Augmenting Reality
Over the past few days, I’ve been playing around with the Vision Pro, Apple’s new mixed reality headset. Of the many uses and potential workflows I’ve been building, the ability for the device to create an immersive entertainment experience is unparalleled and beyond even my lofty expectations. (I did pay $4k+ for the thing; expectations were high).
As I sat in my living room, transformed for a moment into a lakeside outdoor movie theatre with a 100 foot screen, I realized something else.
In my previous home, I had set up the full suite of smart devices: speakers, door lock, thermostats, etc. Most importantly and impactful on a daily basis: lights. I could turn any light in the house on or off from a device or by calling out to one of the Siri orbs I had in each room.
Since moving last autumn, I’ve missed the lights the most. It’s less the “tremendous effort of needing to get up and press a light switch” and more that a subtle shift had to happen in how I thought. Remembering to turn the lights off downstairs, getting up to “set” the room up for a movie, etc.
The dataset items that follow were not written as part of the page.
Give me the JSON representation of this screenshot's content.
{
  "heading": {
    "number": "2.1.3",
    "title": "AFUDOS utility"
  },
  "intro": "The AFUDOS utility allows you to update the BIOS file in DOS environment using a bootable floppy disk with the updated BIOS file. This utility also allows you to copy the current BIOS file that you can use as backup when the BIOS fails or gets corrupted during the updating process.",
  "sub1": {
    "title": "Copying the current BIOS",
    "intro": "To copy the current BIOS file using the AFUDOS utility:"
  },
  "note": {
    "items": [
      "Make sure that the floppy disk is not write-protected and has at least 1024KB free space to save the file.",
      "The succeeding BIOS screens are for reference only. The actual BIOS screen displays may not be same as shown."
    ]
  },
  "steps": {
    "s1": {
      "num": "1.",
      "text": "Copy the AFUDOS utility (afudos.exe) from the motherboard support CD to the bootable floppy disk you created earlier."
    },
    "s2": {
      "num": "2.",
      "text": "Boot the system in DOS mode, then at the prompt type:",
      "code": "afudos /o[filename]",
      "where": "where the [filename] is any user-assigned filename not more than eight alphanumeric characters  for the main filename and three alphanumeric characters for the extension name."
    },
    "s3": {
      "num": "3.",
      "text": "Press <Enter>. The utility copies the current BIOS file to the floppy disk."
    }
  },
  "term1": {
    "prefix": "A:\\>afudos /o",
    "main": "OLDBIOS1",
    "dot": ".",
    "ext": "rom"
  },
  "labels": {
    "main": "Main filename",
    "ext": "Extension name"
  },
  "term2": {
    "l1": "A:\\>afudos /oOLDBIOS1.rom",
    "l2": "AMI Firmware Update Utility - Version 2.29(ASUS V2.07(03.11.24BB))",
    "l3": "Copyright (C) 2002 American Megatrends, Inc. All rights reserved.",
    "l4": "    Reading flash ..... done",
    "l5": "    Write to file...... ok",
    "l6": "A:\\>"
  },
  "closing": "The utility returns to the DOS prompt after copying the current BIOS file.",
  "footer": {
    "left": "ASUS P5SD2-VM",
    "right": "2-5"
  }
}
That thing I realized while demoing the Vision Pro’s movie capabilities: I hadn’t turned off the lights. My living room was as brightly lit as it had been when I was preparing dinner a few hours previously.
And it didn’t matter, because the device had transported me to a darkened movie theatre.
It’s not just the pure VR experiences, too. When viewing photos or focusing on things in certain apps, the device automatically “darkens” the space around you. It’s as if you dimmed the lights in your room, except you didn’t touch them.
Augmented reality is leapfrogging our need to control physical spaces.
I’ve already seen examples online of people placing a “TV” on an empty wall using the device, or hanging “art” around their workspace. I recall school dorm rooms when students, disinterested in purchasing full sized posters (let alone having anything framed) would simply print out art they liked on the library’s colored printers and tape the images to the wall. We’ve reached the next step.
As the technology we’re talking about here gets better, I believe it will fundamentally change the way we think about physical spaces. Same way that the modern personal computer completely amended communication, data management, filing, etc. (I was recently at an art museum that featured a desk from the 1700s. The sheer amount of storage space for “documents” one would need on a daily basis was staggering. All obsolete now.”
It is not out of the question that this will have a fundamental and real impact on almost every aspect of life just as computers, and just as mobile devices have already had.
I believe, as more people experienced this, more people will begin to understand quite how much things are about to change. I understand why Tim Cook and Mark Zuckerberg are pushing so hard on this technology. (I also think that Zuckerberg has access to prototypes in Meta labs that are way, way better than what they are shipping right now).
Truly a remarkable frontier. I look forward to seeing what comes of it.